The Survivors Project
Excerpts from ebook that gives sexual-abuse survivors a chance to tell their stories
Published: May 22, 2013
And when it comes to water, we have an unusual relationship. It feels strange just writing that I have a relationship with water, but why wouldn’t I? (I’m an Aquarius after all.) It’s a love/hate relationship, I suppose. Sometimes the water feels good and cool again, and other times, I think of quick little responses when someone asks me to go in, but, I just can’t: “Oh, too chilly for me, but you go on ahead and I’ll watch our towels and chairs.” Sometimes the water in a swimming pool seems to be like an old friend who has been waiting for me for such a long time, waiting for me to jump back in without thought or care; other times, the water in a swimming pool looks like it is staring at me, reminding me: Better be careful, you know what this led to so long ago. I’ll never know what will happen, how I’ll react, if I’ll go in or not. I do know that this is a part of me, and I can live with that. I can live with a lot. I survived. I healed. I have scars, but I healed. I think we all can if we want to.
Age abuse occurred: 23
“Everything’s going to be OK.” Who doesn’t hear this at least once in their lives? The situations it’s being applied to may differ drastically, but the sentiment is the same. It’s a nice thought, but it’s a lie. Not a horrible one, of course. Said with the best intentions, it’s something that people voice because they wish it were true. It’s certainly something I’ve said – both to myself and others. But it’s a lie all the same. Everything’s not going to be OK.
There are going to be things in everybody’s lives that are so decidedly un-OK that they not only slap the idea of everything in the face, but they also have you doubting the OK-ness of anything. I was raped. Nothing will ever make that OK.
On March 25, 2010, my alarm went off at 3:15 a.m. A commuter, I left my apartment each morning at 3:45 to make it to the van pool at 4:15 to make it to work by 6. It certainly wasn’t ideal, but I figured I could do it until I heard back on one of the other jobs I’d applied for.
I got dressed, never thinking that the ensemble would be forever burned into my memory. Purple bra, red underwear, knee highs, black tank top, gold blouse with copper polka dots, yellow sweater, black wide leg pants, my favorite black Payless heels, an amber necklace and a dark beige military-style jacket. At 3:45, this was just an outfit that I would try to remember to ensure that I didn’t wear it twice that week. A minute later, it was the clothing I’d never forget.

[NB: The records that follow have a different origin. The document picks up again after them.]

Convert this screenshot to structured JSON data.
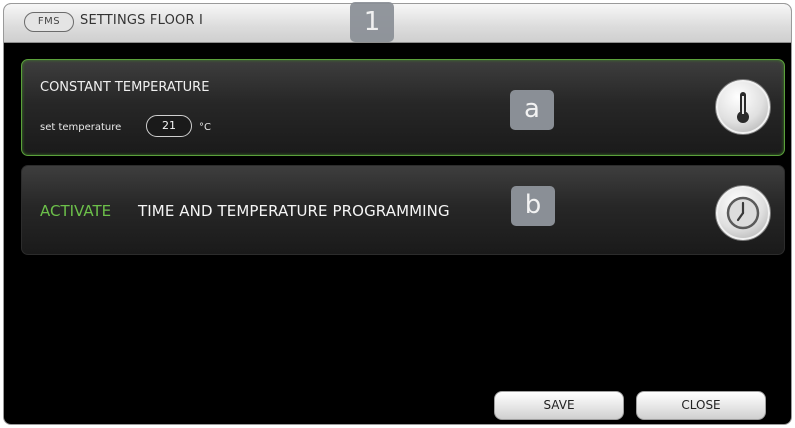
{
  "titlebar": {
    "badge": "FMS",
    "title": "SETTINGS FLOOR I"
  },
  "markers": {
    "one": "1",
    "a": "a",
    "b": "b"
  },
  "constant_panel": {
    "title": "CONSTANT TEMPERATURE",
    "set_label": "set temperature",
    "temperature_value": "21",
    "unit": "°C",
    "icon": "thermometer-icon"
  },
  "program_panel": {
    "activate_label": "ACTIVATE",
    "text": "TIME AND TEMPERATURE PROGRAMMING",
    "icon": "clock-icon"
  },
  "buttons": {
    "save": "SAVE",
    "close": "CLOSE"
  },
  "colors": {
    "accent_green": "#6cc04a",
    "panel_border_active": "#5aa03a",
    "marker": "#8a8f96"
  }
}
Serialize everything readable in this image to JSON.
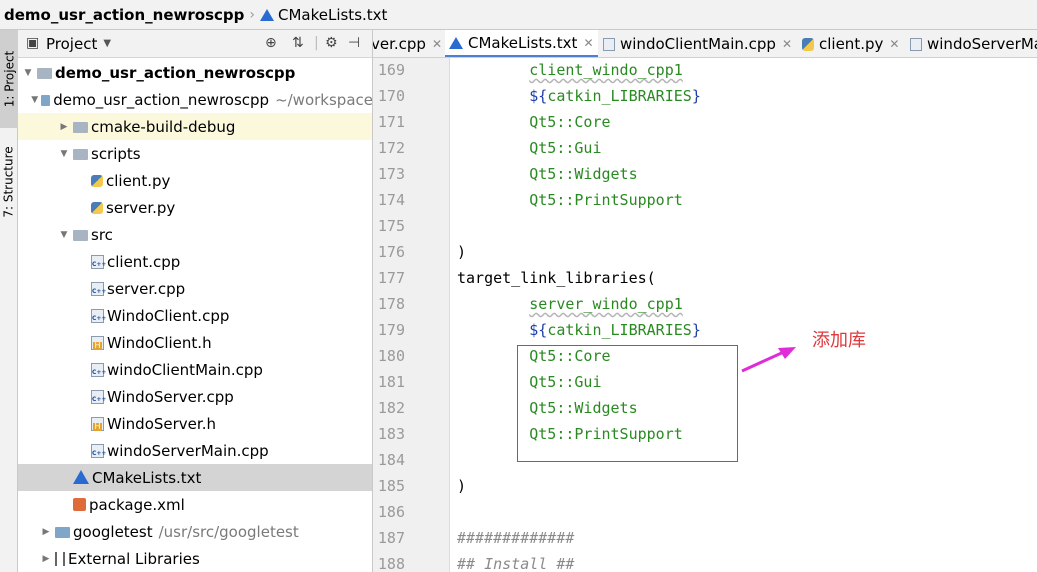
{
  "breadcrumb": {
    "project": "demo_usr_action_newroscpp",
    "file": "CMakeLists.txt"
  },
  "toolstrip": {
    "project_tab": "1: Project",
    "structure_tab": "7: Structure"
  },
  "project_panel": {
    "title": "Project",
    "tree": [
      {
        "label": "demo_usr_action_newroscpp",
        "bold": true,
        "depth": 0,
        "expanded": true,
        "icon": "folder-icon",
        "highlight": ""
      },
      {
        "label": "demo_usr_action_newroscpp",
        "path": "~/workspace",
        "depth": 1,
        "expanded": true,
        "icon": "module-folder-icon",
        "highlight": ""
      },
      {
        "label": "cmake-build-debug",
        "depth": 2,
        "expanded": false,
        "icon": "folder-icon",
        "highlight": "yellow"
      },
      {
        "label": "scripts",
        "depth": 2,
        "expanded": true,
        "icon": "folder-icon",
        "highlight": ""
      },
      {
        "label": "client.py",
        "depth": 3,
        "icon": "python-file-icon",
        "highlight": ""
      },
      {
        "label": "server.py",
        "depth": 3,
        "icon": "python-file-icon",
        "highlight": ""
      },
      {
        "label": "src",
        "depth": 2,
        "expanded": true,
        "icon": "folder-icon",
        "highlight": ""
      },
      {
        "label": "client.cpp",
        "depth": 3,
        "icon": "cpp-file-icon",
        "highlight": ""
      },
      {
        "label": "server.cpp",
        "depth": 3,
        "icon": "cpp-file-icon",
        "highlight": ""
      },
      {
        "label": "WindoClient.cpp",
        "depth": 3,
        "icon": "cpp-file-icon",
        "highlight": ""
      },
      {
        "label": "WindoClient.h",
        "depth": 3,
        "icon": "header-file-icon",
        "highlight": ""
      },
      {
        "label": "windoClientMain.cpp",
        "depth": 3,
        "icon": "cpp-file-icon",
        "highlight": ""
      },
      {
        "label": "WindoServer.cpp",
        "depth": 3,
        "icon": "cpp-file-icon",
        "highlight": ""
      },
      {
        "label": "WindoServer.h",
        "depth": 3,
        "icon": "header-file-icon",
        "highlight": ""
      },
      {
        "label": "windoServerMain.cpp",
        "depth": 3,
        "icon": "cpp-file-icon",
        "highlight": ""
      },
      {
        "label": "CMakeLists.txt",
        "depth": 2,
        "icon": "cmake-file-icon",
        "highlight": "grey"
      },
      {
        "label": "package.xml",
        "depth": 2,
        "icon": "xml-file-icon",
        "highlight": ""
      },
      {
        "label": "googletest",
        "path": "/usr/src/googletest",
        "depth": 1,
        "expanded": false,
        "icon": "module-folder-icon",
        "highlight": ""
      },
      {
        "label": "External Libraries",
        "depth": 1,
        "expanded": false,
        "icon": "library-icon",
        "highlight": ""
      }
    ]
  },
  "tabs": [
    {
      "label": "ver.cpp",
      "icon": "",
      "active": false,
      "closable": true
    },
    {
      "label": "CMakeLists.txt",
      "icon": "cmake",
      "active": true,
      "closable": true
    },
    {
      "label": "windoClientMain.cpp",
      "icon": "cpp",
      "active": false,
      "closable": true
    },
    {
      "label": "client.py",
      "icon": "py",
      "active": false,
      "closable": true
    },
    {
      "label": "windoServerMa",
      "icon": "cpp",
      "active": false,
      "closable": false
    }
  ],
  "editor": {
    "lines": [
      {
        "no": "169",
        "text": "        client_windo_cpp1",
        "style": "green-underline"
      },
      {
        "no": "170",
        "text": "        ${catkin_LIBRARIES}",
        "style": "var"
      },
      {
        "no": "171",
        "text": "        Qt5::Core",
        "style": "green"
      },
      {
        "no": "172",
        "text": "        Qt5::Gui",
        "style": "green"
      },
      {
        "no": "173",
        "text": "        Qt5::Widgets",
        "style": "green"
      },
      {
        "no": "174",
        "text": "        Qt5::PrintSupport",
        "style": "green"
      },
      {
        "no": "175",
        "text": "",
        "style": "plain"
      },
      {
        "no": "176",
        "text": ")",
        "style": "plain"
      },
      {
        "no": "177",
        "text": "target_link_libraries(",
        "style": "plain"
      },
      {
        "no": "178",
        "text": "        server_windo_cpp1",
        "style": "green-underline"
      },
      {
        "no": "179",
        "text": "        ${catkin_LIBRARIES}",
        "style": "var"
      },
      {
        "no": "180",
        "text": "        Qt5::Core",
        "style": "green"
      },
      {
        "no": "181",
        "text": "        Qt5::Gui",
        "style": "green"
      },
      {
        "no": "182",
        "text": "        Qt5::Widgets",
        "style": "green"
      },
      {
        "no": "183",
        "text": "        Qt5::PrintSupport",
        "style": "green"
      },
      {
        "no": "184",
        "text": "",
        "style": "plain"
      },
      {
        "no": "185",
        "text": ")",
        "style": "plain"
      },
      {
        "no": "186",
        "text": "",
        "style": "plain"
      },
      {
        "no": "187",
        "text": "#############",
        "style": "comment"
      },
      {
        "no": "188",
        "text": "## Install ##",
        "style": "comment"
      }
    ]
  },
  "annotation": {
    "label": "添加库",
    "color": "#e0373a",
    "arrow_color": "#e02bd8"
  }
}
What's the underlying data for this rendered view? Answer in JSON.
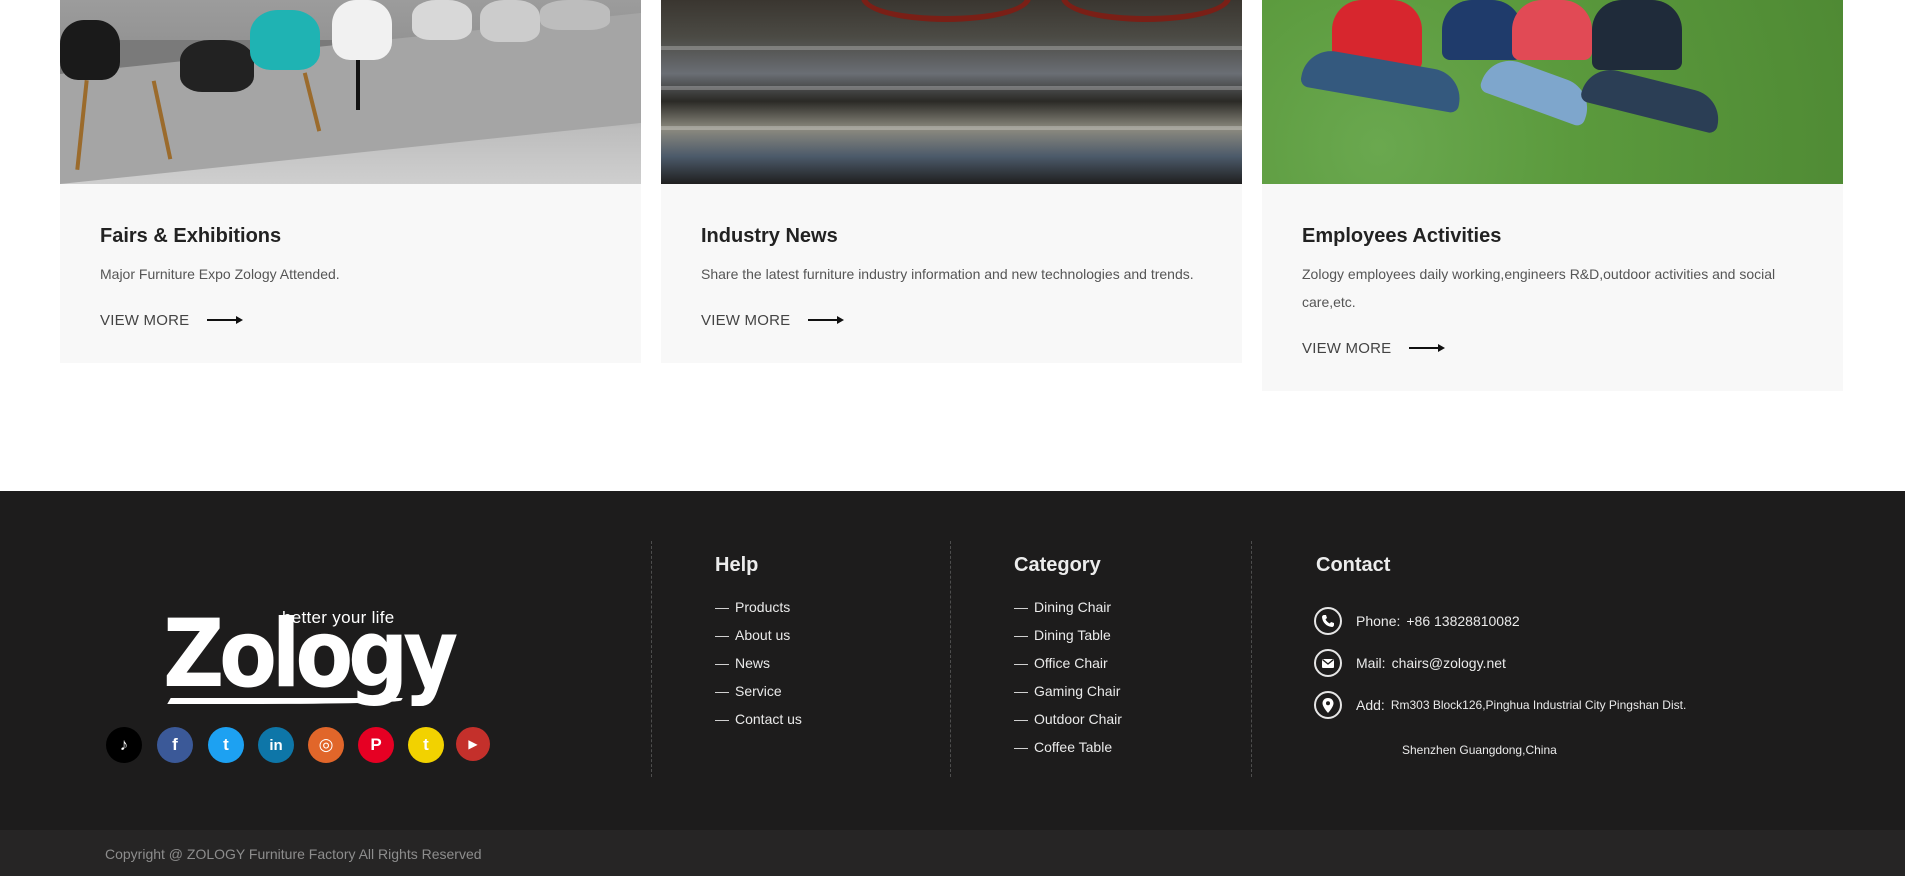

At 3:45, keys and cell phone in hand, I opened my front door. And immediately took a step back. The man crouched outside the threshold stood up, said, “Hey,” and walked over to the apartment across from the elevators, quickly entering. I told myself that he must have dropped something and his being outside my door was just awkward timing. I didn’t really know too many of my neighbors. It was entirely possible that he lived in that apartment.